China vows better management of "baby hatches"

BEIJING, June 24 (Xinhua) -- The Ministry of Civil Affairs has vowed to draft regulations for management and operation of baby hatches for abandoned infants, which are currently in a trial run amid controversy.

A baby hatch allows a parent to safely and anonymously abandon an infant and consists of an incubator, a delayed alarm device, an air conditioner and a cot. A person can place a baby in the hatch, press the alarm button, and leave. Welfare staff retrieve the baby five to 10 minutes later.

In a Tuesday statement, the ministry revealed that the country's existing 32 baby hatches had received 1,400 abandoned infants as of the end of June 18.

The first baby hatch in the country was set up in June 2011 in Shijiazhuang, capital of north China's Hebei Province.

Some believe the hatches encourage people to abandon their babies. However, others argue they demonstrate social progress in protecting and saving the lives of babies.

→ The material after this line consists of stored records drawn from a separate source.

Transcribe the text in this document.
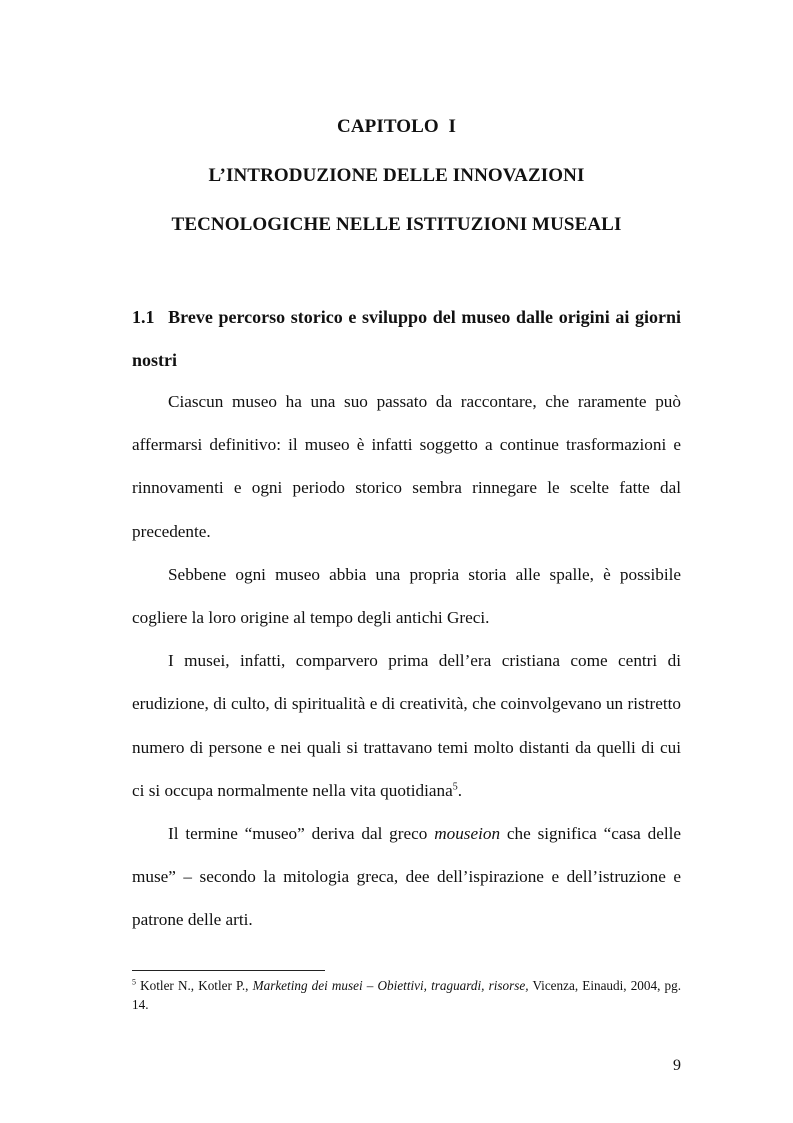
CAPITOLO  I
L’INTRODUZIONE DELLE INNOVAZIONI
TECNOLOGICHE NELLE ISTITUZIONI MUSEALI
1.1 Breve percorso storico e sviluppo del museo dalle origini ai giorni nostri

Ciascun museo ha una suo passato da raccontare, che raramente può affermarsi definitivo: il museo è infatti soggetto a continue trasformazioni e rinnovamenti e ogni periodo storico sembra rinnegare le scelte fatte dal precedente.

Sebbene ogni museo abbia una propria storia alle spalle, è possibile cogliere la loro origine al tempo degli antichi Greci.

I musei, infatti, comparvero prima dell’era cristiana come centri di erudizione, di culto, di spiritualità e di creatività, che coinvolgevano un ristretto numero di persone e nei quali si trattavano temi molto distanti da quelli di cui ci si occupa normalmente nella vita quotidiana$^5$.

Il termine “museo” deriva dal greco mouseion che significa “casa delle muse” – secondo la mitologia greca, dee dell’ispirazione e dell’istruzione e patrone delle arti.

$^5$ Kotler N., Kotler P., Marketing dei musei – Obiettivi, traguardi, risorse, Vicenza, Einaudi, 2004, pg. 14.
9
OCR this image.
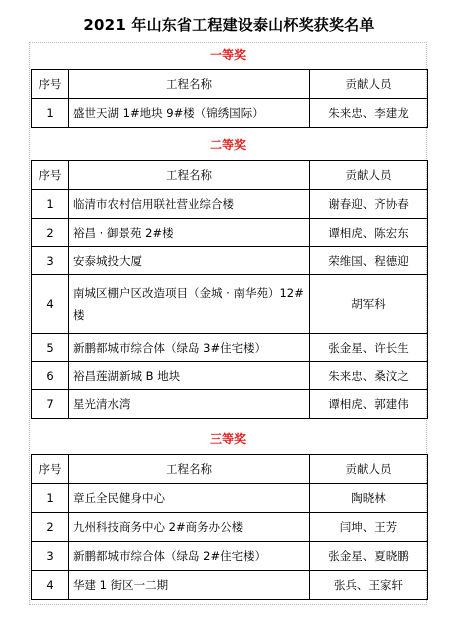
2021 年山东省工程建设泰山杯奖获奖名单
一等奖
序号	工程名称	贡献人员
1	盛世天湖 1#地块 9#楼（锦绣国际）	朱来忠、李建龙
二等奖
序号	工程名称	贡献人员
1	临清市农村信用联社营业综合楼	谢春迎、齐协春
2	裕昌 · 御景苑 2#楼	谭相虎、陈宏东
3	安泰城投大厦	荣维国、程德迎
4	南城区棚户区改造项目（金城 · 南华苑）12#楼	胡军科
5	新鹏都城市综合体（绿岛 3#住宅楼）	张金星、许长生
6	裕昌莲湖新城 B 地块	朱来忠、桑汶之
7	星光清水湾	谭相虎、郭建伟
三等奖
序号	工程名称	贡献人员
1	章丘全民健身中心	陶晓林
2	九州科技商务中心 2#商务办公楼	闫坤、王芳
3	新鹏都城市综合体（绿岛 2#住宅楼）	张金星、夏晓鹏
4	华建 1 街区一二期	张兵、王家轩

The ministry noted that babies collected from the hatches were usually sick to varying degrees and many were severely handicapped.

Zhan Chengfu, a senior official with the ministry, said that these baby hatches play a role in improving the lives of abandoned infants. However, compared to other countries with similar systems, a relatively large proportion of the infants collected in China clearly have parents and many are older than the norm.

Zhan noted that the oldest received in a baby hatch in China was 12 years old.

The ministry is cooperating with the China Center for Children's Welfare and Adoption in gathering experiences in operating these baby hatches and drafting management regulations before the system is implemented nationwide, according to the official.

"For children, families remain the safest 'hatches,' and a baby hatch only serves as the last straw. The two can never swap positions," the official added.